Falling oil prices may be misreading a tenuous situation in Iraq
Boys run past burning tires set up by Iraqi protesters during ongoing anti-government protests in Najaf, Iraq, November 26.
Alaa al-Marjani | Reuters
The resignation of Iraq’s prime minister helped trigger a drop in oil prices, but analysts say that may not be the right response by investors, as Iraq’s future may have just become even more uncertain.
Iraq is the second-largest oil producer in OPEC, with output nearing 5 million barrels a day, and analysts had said that anti-government protests in the country could ultimately impact oil exports if they continued.
Prime Minister Adel Abdul-Mahdi announced his resignation Friday after the country’s top cleric criticized the government following a deadly day of protests. Ayatollah Ali al-Sistani urged Iraq’s Parliament to stop the country from “sliding into chaos, violence and destruction,” according to news reports.
Oil fell in U.S. trading after the development but was also impacted by negative sentiment around trade talks and OPEC.
West Texas Intermediate futures were down 4.3% at $55.61 per barrel in midday trading. Brent futures were off 2.2% at $62.49 per barrel.
“It’s falling because the protesters got what they wanted,” said John Kilduff, partner with Again Capital. He said investors may now think the potential for disruption of Iraq oil exports has abated.
“Let’s see how the market reacts to this development. Scores were killed over the weekend,” he said.
Helima Croft, head of global commodities strategy at RBC, said the situation in Iraq now risks getting worse. “I think this is maybe far from over,” she said. “They are trading on a headline because they believe the Middle East is becoming more tranquil, not realizing that the battle for the future of Iraq is entering a more dangerous phase potentially.”
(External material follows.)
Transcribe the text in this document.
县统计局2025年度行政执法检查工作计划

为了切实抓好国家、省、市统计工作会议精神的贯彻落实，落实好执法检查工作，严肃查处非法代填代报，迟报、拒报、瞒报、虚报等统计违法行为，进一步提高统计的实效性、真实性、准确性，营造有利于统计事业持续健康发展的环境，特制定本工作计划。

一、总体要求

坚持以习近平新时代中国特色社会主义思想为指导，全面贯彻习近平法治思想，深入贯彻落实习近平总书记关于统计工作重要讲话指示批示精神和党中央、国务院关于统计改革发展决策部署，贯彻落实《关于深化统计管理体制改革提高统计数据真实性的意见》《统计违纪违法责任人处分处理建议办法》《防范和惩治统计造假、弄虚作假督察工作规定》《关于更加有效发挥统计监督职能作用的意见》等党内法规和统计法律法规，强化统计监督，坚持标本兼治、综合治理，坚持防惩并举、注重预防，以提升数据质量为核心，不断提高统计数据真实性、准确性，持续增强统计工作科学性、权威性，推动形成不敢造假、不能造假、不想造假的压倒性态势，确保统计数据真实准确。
Protesters have focused on Iran’s influence in the country, which has water shortages, power outages and a high level of unemployment.
“There’s a sense the oil dividend is not being used to produce any economic dividend,” Croft said.
Croft said Abdul-Mahdi was expendable because he was not tied to any party, and the question now is when will elections take place.
“He was a consensus pick. What has to be a concern to Iran is that these Shiite protesters in Iraq have turned their rage on Iran,” said Croft.
Kilduff said the protests are another challenge to Iran in the region, at a time when its regime is also being challenged by violent protests in its own country. “That’s a key development, that the ire of the protesters is directed toward Iran,” he said.
As oil was being hit hard Friday, the outlook for the trade dispute between the U.S. and China looked more uncertain. The talks are expected to continue, but the potential for a deal became murkier after President Donald Trump signed a bill supporting protesters Wednesday, and Beijing responded negatively in return.
There are also doubts surfacing about OPEC’s meeting next week, with Russia potentially seeking to have its condensates exempted from the production quotas. News reports quoted unnamed sources saying Saudi Arabia does not want to shoulder a bigger percentage of the cuts.
“The OPEC meeting is looking more bearish by the day,” Kilduff said, noting that oil was also moving on technical factors. “The meeting looks like it might be going off the rails.” West Texas Intermediate futures slid just under the 50-day moving average at $55.62 per barrel.
Iraq is now the fourth government to fall, following Lebanon, Algeria and Sudan.
“Oil’s a totally broken barometer. The fact we’ve had multiple governments falling in the region does not mean the region is becoming more placid,” Croft said.